More than 10 million child deaths were recorded in 2003, with an estimated 29,158 children under five dying from mostly preventable causes everyday.

UNICEF reported conflict around the world had seriously injured or permanently disabled millions of children, while millions more endured sexual violence, trauma, hunger and disease caused by wars.

Nearly half of the 3.6 million people killed in conflict during the 1990s were children and around 20 million children were forced from their homes and communities by fighting.

UNICEF said almost half a million children under 15 died of AIDS in 2003, while another 630,000 children were infected with HIV.

By 2003, some 2.1 million children under 15 were living with HIV/AIDS, most of them infected during pregnancy, birth or through breast-feeding.

From 2001 to 2003, the number of children who had lost one or both parents to AIDS rose from 11.5 million to 15 million and around 80 percent of those were living in sub-Saharan Africa.

The UNICEF report said that the world had the capacity to reduce poverty, conflict and HIV/AIDS and improve the plight of the world's children.

It said the Millennium Development Goals, which aim to improve the world through human development by 2015 and were agreed to by the UN's 191 member states in 2000, could be achieved at a yearly cost of $40-$70 billion. In comparison, world spending on military in 2003 was $956 billion.

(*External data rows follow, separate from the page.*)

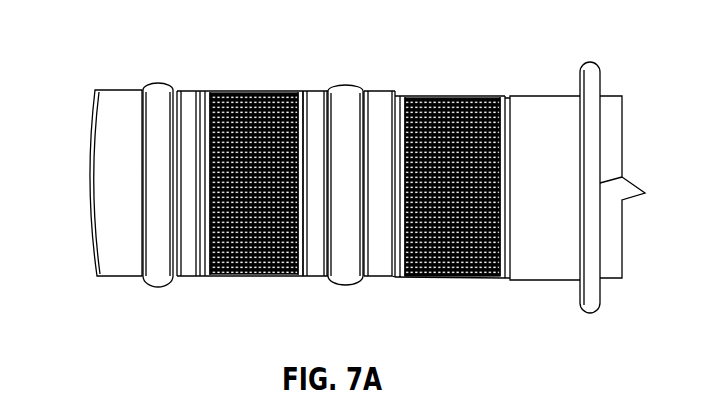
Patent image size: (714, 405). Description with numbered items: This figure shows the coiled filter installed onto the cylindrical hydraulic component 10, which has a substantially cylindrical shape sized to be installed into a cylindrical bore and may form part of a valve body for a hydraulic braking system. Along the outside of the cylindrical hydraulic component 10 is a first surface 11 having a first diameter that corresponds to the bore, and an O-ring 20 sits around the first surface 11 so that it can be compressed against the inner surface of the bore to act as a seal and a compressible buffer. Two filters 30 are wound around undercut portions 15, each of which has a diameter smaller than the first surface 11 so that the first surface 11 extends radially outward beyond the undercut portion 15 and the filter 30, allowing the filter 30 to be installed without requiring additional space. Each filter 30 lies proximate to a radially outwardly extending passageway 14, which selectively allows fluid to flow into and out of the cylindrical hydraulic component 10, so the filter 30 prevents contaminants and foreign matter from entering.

The cylindrical hydraulic component 10 is at (96, 79).
The first surface 11 is at (190, 90).
The radially outwardly extending passageway 14 is at (445, 195).
The undercut portion 15 is at (403, 100).
The O-ring 20 is at (348, 95).
The coiled filter 30 is at (252, 108).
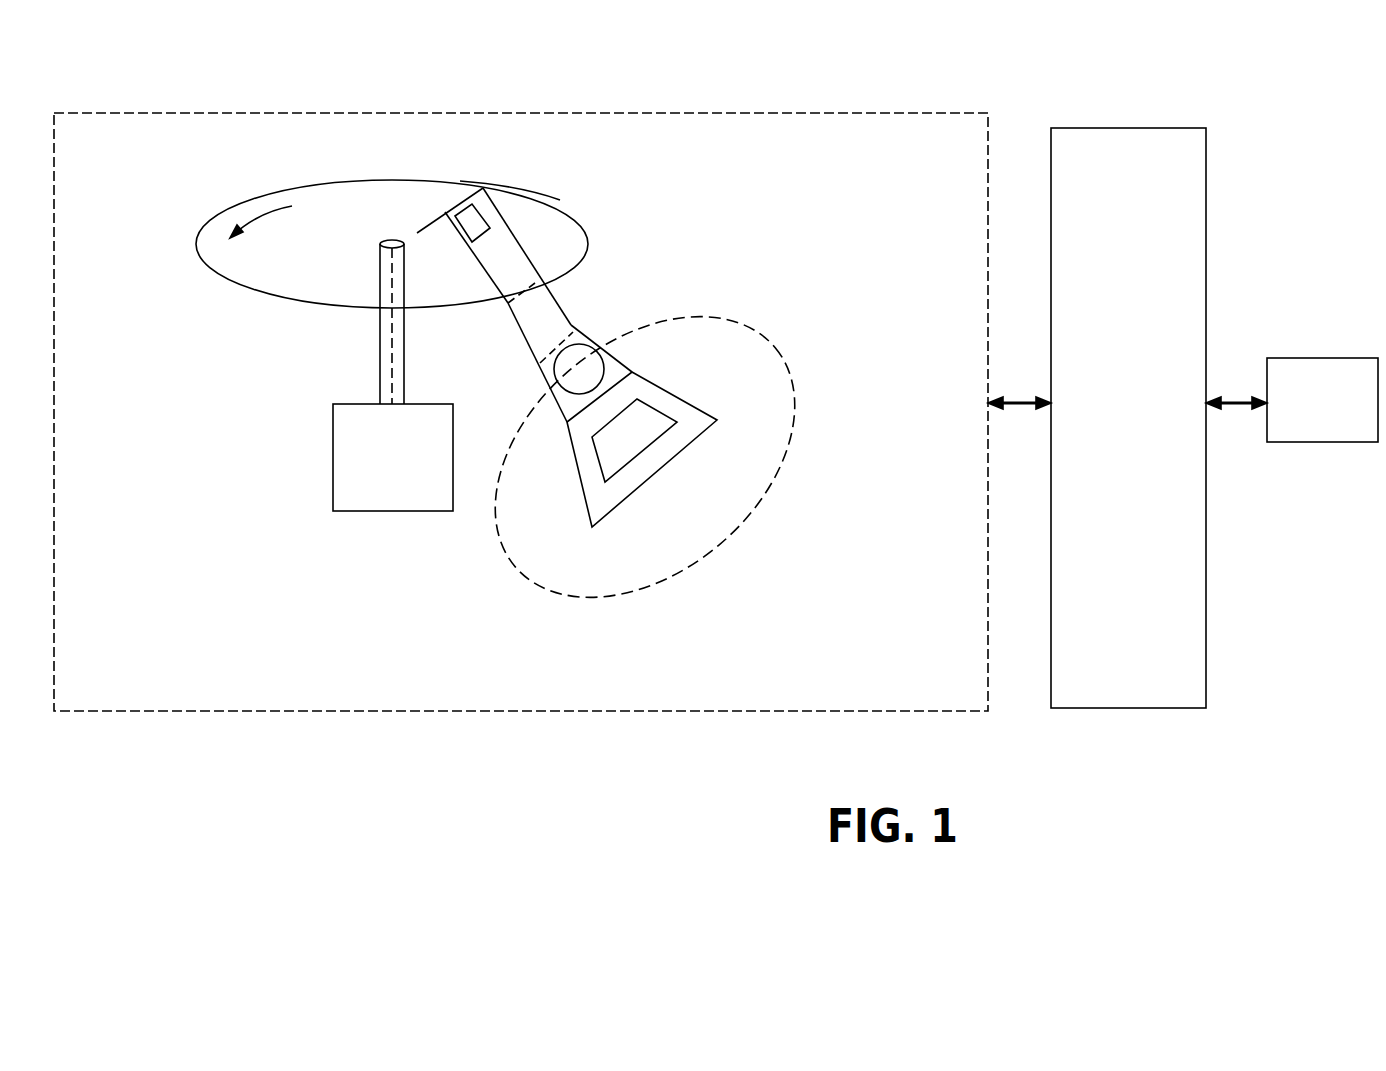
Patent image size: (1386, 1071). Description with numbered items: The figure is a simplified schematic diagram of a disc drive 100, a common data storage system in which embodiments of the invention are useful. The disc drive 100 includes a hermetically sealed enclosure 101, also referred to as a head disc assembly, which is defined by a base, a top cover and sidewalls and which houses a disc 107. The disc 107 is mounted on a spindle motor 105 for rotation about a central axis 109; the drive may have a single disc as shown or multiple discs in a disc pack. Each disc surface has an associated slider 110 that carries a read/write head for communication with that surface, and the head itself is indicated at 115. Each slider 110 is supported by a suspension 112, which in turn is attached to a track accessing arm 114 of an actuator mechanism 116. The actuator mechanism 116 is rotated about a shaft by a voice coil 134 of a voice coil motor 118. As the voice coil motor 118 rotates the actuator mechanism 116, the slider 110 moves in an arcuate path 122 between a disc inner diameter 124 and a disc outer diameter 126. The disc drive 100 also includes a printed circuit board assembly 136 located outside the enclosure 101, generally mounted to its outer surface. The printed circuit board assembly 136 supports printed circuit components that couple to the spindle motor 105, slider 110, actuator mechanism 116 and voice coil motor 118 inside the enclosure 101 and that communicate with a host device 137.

The disc drive 100 is at (1162, 62).
The enclosure 101 is at (617, 712).
The spindle motor 105 is at (333, 487).
The disc 107 is at (218, 253).
The central axis 109 is at (392, 322).
The slider 110 is at (466, 226).
The suspension 112 is at (505, 267).
The track accessing arm 114 is at (545, 318).
The read/write head slider 115 is at (466, 224).
The actuator mechanism 116 is at (548, 364).
The voice coil motor 118 is at (594, 585).
The arcuate path 122 is at (418, 233).
The disc inner diameter 124 is at (380, 243).
The disc outer diameter 126 is at (538, 198).
The voice coil 134 is at (595, 487).
The printed circuit board assembly (PCBA) 136 is at (1207, 183).
The host device 137 is at (1292, 442).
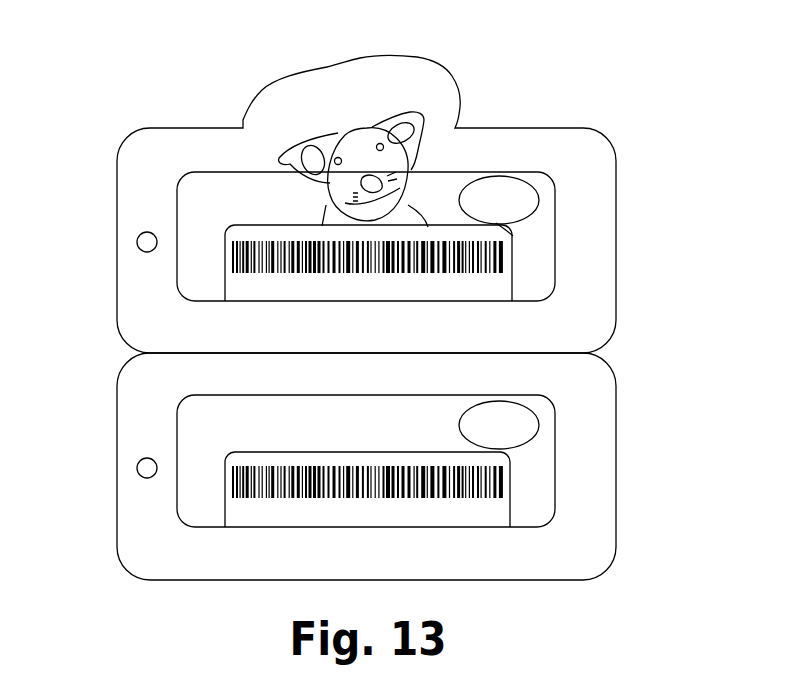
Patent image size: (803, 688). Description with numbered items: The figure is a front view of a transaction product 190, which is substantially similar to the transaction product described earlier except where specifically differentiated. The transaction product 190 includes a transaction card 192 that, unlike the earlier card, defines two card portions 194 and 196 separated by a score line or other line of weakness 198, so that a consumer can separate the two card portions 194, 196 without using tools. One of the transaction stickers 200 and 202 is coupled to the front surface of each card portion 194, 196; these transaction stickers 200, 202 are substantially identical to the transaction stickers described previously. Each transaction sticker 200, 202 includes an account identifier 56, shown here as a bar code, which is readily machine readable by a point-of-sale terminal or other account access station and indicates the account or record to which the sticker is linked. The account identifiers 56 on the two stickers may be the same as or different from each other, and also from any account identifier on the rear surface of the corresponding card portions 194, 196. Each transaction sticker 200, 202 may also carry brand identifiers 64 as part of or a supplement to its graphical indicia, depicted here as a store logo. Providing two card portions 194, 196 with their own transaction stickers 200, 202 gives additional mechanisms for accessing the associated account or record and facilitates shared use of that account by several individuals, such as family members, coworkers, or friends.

The transaction product 190 is at (166, 56).
The transaction card 192 is at (590, 190).
The card portion 194 is at (588, 318).
The card portion 196 is at (585, 478).
The line of weakness 198 is at (551, 355).
The transaction sticker 200 is at (177, 265).
The transaction sticker 202 is at (177, 490).
The account identifier 56 is at (225, 257).
The brand identifier 64 is at (532, 176).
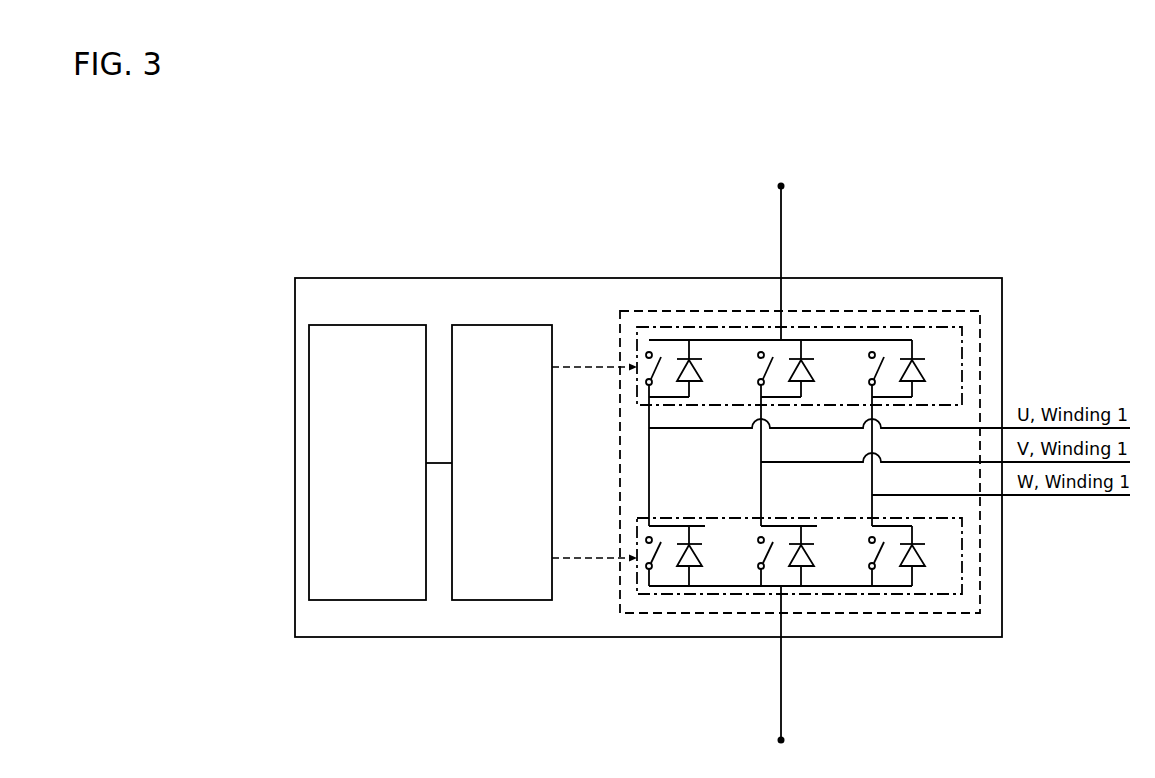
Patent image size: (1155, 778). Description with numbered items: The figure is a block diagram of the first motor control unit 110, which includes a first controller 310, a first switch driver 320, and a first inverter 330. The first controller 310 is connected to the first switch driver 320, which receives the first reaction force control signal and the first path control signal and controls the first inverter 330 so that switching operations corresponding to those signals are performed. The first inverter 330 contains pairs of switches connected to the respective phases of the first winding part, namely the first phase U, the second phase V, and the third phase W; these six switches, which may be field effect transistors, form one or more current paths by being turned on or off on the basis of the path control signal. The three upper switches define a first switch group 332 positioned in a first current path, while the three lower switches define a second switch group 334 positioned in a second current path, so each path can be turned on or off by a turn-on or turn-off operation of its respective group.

The first motor control unit 110 is at (378, 278).
The first controller 310 is at (367, 600).
The first switch driver 320 is at (502, 600).
The first inverter 330 is at (710, 311).
The first switch group 332 is at (897, 326).
The second switch group 334 is at (835, 594).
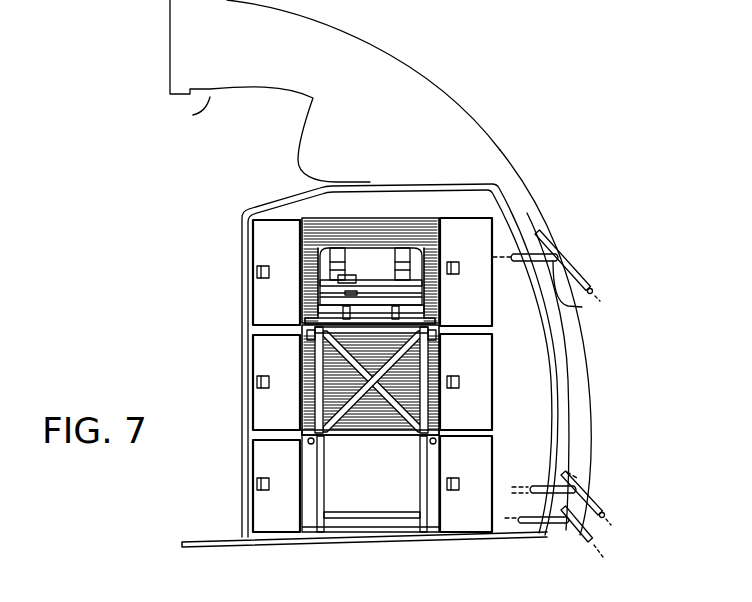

The presentation of the report last Friday coincided with the World Human Rights Day. Speaking on the relevance of the day to the report, the ECOWAS Executive Secretary, Dr. Mohammed Ibn Chambas, who
spoke through a representative, said that children were the most valuable assets that must always be put into consideration.

His words: "We cannot celebrate human rights without taking into account the most important assets, the children. Unfortunately the rights of children are not being respected worldwide especially in Africa and West Africa in particular".

The ECOWAS boss made a passionate call to the governments of the sub-region to take a closer look at the Convention on the Rights of the Child, saying that development begins with the children.

The Minister of Women Affairs had earlier while launching the report given an assurance that her Ministry had put in place measures to implement some of the provisions of the report.

She promised that the material would be made into a child advocacy campaign and would be well circulated to all stakeholders.

"I am optimistic that at the end of the day the report will bring a better living condition for our children", she said.

The launch of the report saw in attendance members of the Nigerian Children Parliament and students from different schools. President Olusegun Obasanjo had in a special media chat with four members of the Children Parliament assured that his administration would do all within its power to see that children's right are always protected.

"You are very important to us and you are the future leaders of this nation. We therefore cannot take your welfare for granted otherwise we will suffer for our negligence tomorrow", he assured them.